On September 16, 2021, govmates hosted a virtual panel event to discuss teaming with academic organizations and research institutions through the Small Business Technology Transfer (STTR) program. Our panelists included Sidney Chocron, R&D Manager at the Southwest Research Institute, Matt Barsotti, Principal at Protection Engineering Consultants, David Stevens, Principal Engineer at Protection Engineering Consultants, and Ted Reutzel, Director of Center for Innovative Materials Processing at The Applied Research Laboratory at Penn State University. Mr. Chocron and Mr. Reutzel offered their views as members of large research institutions with STTR experience, while Mr. Barsotti and Mr. Stevens provided the perspective of a small business that has successfully completed STTR awards.
Why choose to pursue an STTR?
The STTR program is different from other federal opportunities in that the end customer is not looking for a product or service, rather a problem to be solved. STTRs are research-heavy and have aggressive timelines. Small businesses may choose to pursue an STTR because it allows the company to develop new skills and capabilities.
The program offers an avenue for both the small business and the research institution to explore a niche R&D priority. A research institution can get substantial funding if a project moves from Phase I to Phase II. Academic institutions specifically are excited about the opportunity to involve graduate students and further their research goals.
How do I find a teaming partner?
It typically falls on the small business to find a teaming partner.
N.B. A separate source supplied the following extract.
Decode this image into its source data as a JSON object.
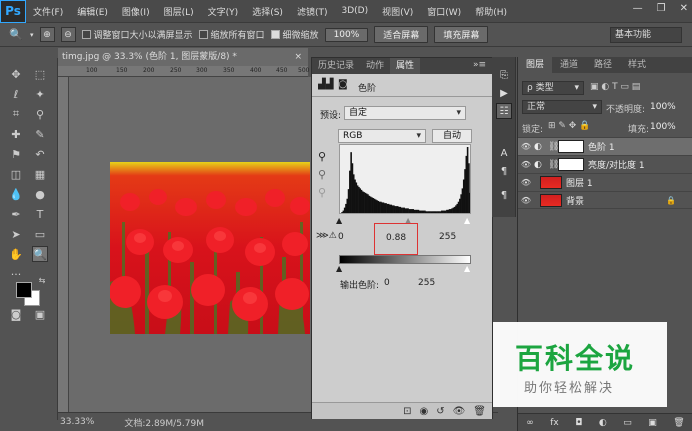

The right teaming partner may be an institution with access to specialty equipment, or a university with plenty of graduate students to spare for the project. The small business must consider their own capability gaps and requirements before reaching out to prospective partners.
As our panelists emphasized, it is so important for the small business to go to the research institution with a clear plan and an open mind. The small business is usually the lead on the project; they must come to the table with the motivation and drive to win while still allowing their team members to be full and equal partners.
How does the teaming partnership work?
Finding the right partner is not easy. Our small business panelists emphasized that it is important to find a partner willing to work on your timeline. STTRs often move fast, sometimes requiring work to start before an agreement is official. Universities and other research institutions are also allowed to work on multiple Phase I proposals at once. There may be multiple companies vying for the attention of a single research institution; that institution can work with as many or as few as feels appropriate.
What other advice do you have for companies interested in pursuing an STTR?
- If possible, talk to the STTR technical point of contact (TPOC) about the solicitation. Find out what the end customer wants and why they chose to go through the STTR program. This will help focus and refine the research priorities.
- Intellectual property agreement negotiations can take a long time, especially when dealing with a university. Start working on an IP agreement as soon as possible to ensure everything is in place by the STTR due date.
- Ensure that all parties are happy with the workshare agreement. Teams should have complementary skillsets and clearly defined tasks with an agreed-upon timeline. Partnerships that work well together have a better chance of winning a Phase II award!